Après plus d’un an d’incertitudes sur le destin de sa filiale régionale, l’assureur français Axa va se recentrer dès 2011 en Asie sur ses activités d’assurance vie, en plein essor, et se désengager d’Australie et de Nouvelle-Zélande.

Axa a annoncé lundi avoir trouvé un accord avec la compagnie australienne d’assurances et de gestion de patrimoine AMP sur le partage de sa filiale Axa Asia Pacific Holdings (Axa APH), spécialisée dans les produits d’assurance vie.

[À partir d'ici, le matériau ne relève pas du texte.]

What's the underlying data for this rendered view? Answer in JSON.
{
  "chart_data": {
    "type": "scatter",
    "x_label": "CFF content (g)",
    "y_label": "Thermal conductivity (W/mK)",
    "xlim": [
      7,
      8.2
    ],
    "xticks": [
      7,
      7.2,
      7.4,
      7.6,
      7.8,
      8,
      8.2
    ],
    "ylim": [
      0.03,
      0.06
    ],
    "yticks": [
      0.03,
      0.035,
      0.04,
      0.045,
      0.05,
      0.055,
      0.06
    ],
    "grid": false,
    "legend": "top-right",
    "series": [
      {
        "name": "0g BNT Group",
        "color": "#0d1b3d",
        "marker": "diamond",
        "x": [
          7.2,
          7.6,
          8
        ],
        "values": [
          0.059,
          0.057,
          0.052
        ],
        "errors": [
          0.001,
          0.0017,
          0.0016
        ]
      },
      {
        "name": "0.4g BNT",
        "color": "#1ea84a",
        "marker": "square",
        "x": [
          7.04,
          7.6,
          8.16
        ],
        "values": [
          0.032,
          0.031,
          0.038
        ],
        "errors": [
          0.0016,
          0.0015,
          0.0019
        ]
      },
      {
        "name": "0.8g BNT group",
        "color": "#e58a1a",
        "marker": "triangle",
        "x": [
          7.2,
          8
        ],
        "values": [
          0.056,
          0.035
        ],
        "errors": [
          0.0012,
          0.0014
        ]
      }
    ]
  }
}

Dans un premier temps, AMP et Axa APH fusionneront, puis dans un second AMP cèdera les activités asiatiques d’Axa APH à Axa pour ne rester qu’en Nouvelle-Zélande et en Australie. L’assureur français, qui détient actuellement 53,9% d’Axa APH, sera le seul maître à bord concernant ses activités asiatiques, ne dépendant plus des actionnaires minoritaires australiens, qui détiennent une minorité de blocage.

Selon les termes financiers, annoncés le 15 novembre, AMP propose 6,43 dollars australiens par action, en cash ou en action AMP, pour racheter Axa APH, la valorisant 13 milliards de dollars australiens (9,3 milliards d’euros).

Le vote des actionnaires d’Axa APH devrait intervenir fin mars 2011, pour une conclusion de l’opération au début du deuxième trimestre.

L’opération ayant déjà obtenu le feu vert des autorités de la concurrence australienne et néo-zélandaise, il reste à obtenir l’accord d’organes gouvernementaux australiens et néo-zélandais ainsi que de régulateurs asiatiques. “Le plus dur a été fait avec l’accord des administrateurs indépendants d’Axa APH”, observe un analyste parisien spécialiste du secteur.

Le 18 novembre, Axa APH avait indiqué que l’ensemble de ses administrateurs indépendants, représentant les actionnaires minoritaires, soutenaient l’offre. Ce sont ces mêmes administrateurs qui avaient rejeté une première offre hostile en novembre 2009, de 11,04 milliards de dollars australiens (6,8 milliards d’euros), la jugeant trop faible.

Pour financer entre autres l’opération, Axa avait alors réalisé une augmentation de capital de deux milliards d’euros.

Bien avant l’arrivée d’AMP, Axa avait manifesté des velléités de rachat de sa filiale devenue Axa APH après le rachat en 1995 de l’australien National Mutual. Dès 2004, Axa avait souhaité en racheter 100%, avant de se heurter au refus des administrateurs indépendants.

Pour le français, l’objectif est de se recentrer sur ses activités asiatiques en assurance vie, en forte croissance, en ne passant plus par AXA APH. “Cela facilite les choses surtout pour la croissance interne, par exemple en cas d’injection de capital”, commente l’analyste.

La participation dans Axa APH n’avait pas empêché Axa de réaliser des opérations externes, comme la cession à la banque chinoise ICBC du contrôle de sa filiale d’assurance vie Axa-Minmetals Assurance.
Autre exemple, dans les années 1990, Axa APH n’avait pas souhaité participer à l’opération de rachat du japonais Nippon Dentai, qu’Axa a fini par acquérir directement.

L’assureur français, qui va avoir les mains totalement libres dans la région, estime qu’un tiers des nouveaux contrats signés en assurance vie proviendront désormais d’Asie, sans compter le Japon. Grâce à cette opération, “l’exposition au marché asiatique de l’assurance vie” doublera pour Axa, selon les mots du PDG Henri de Castries.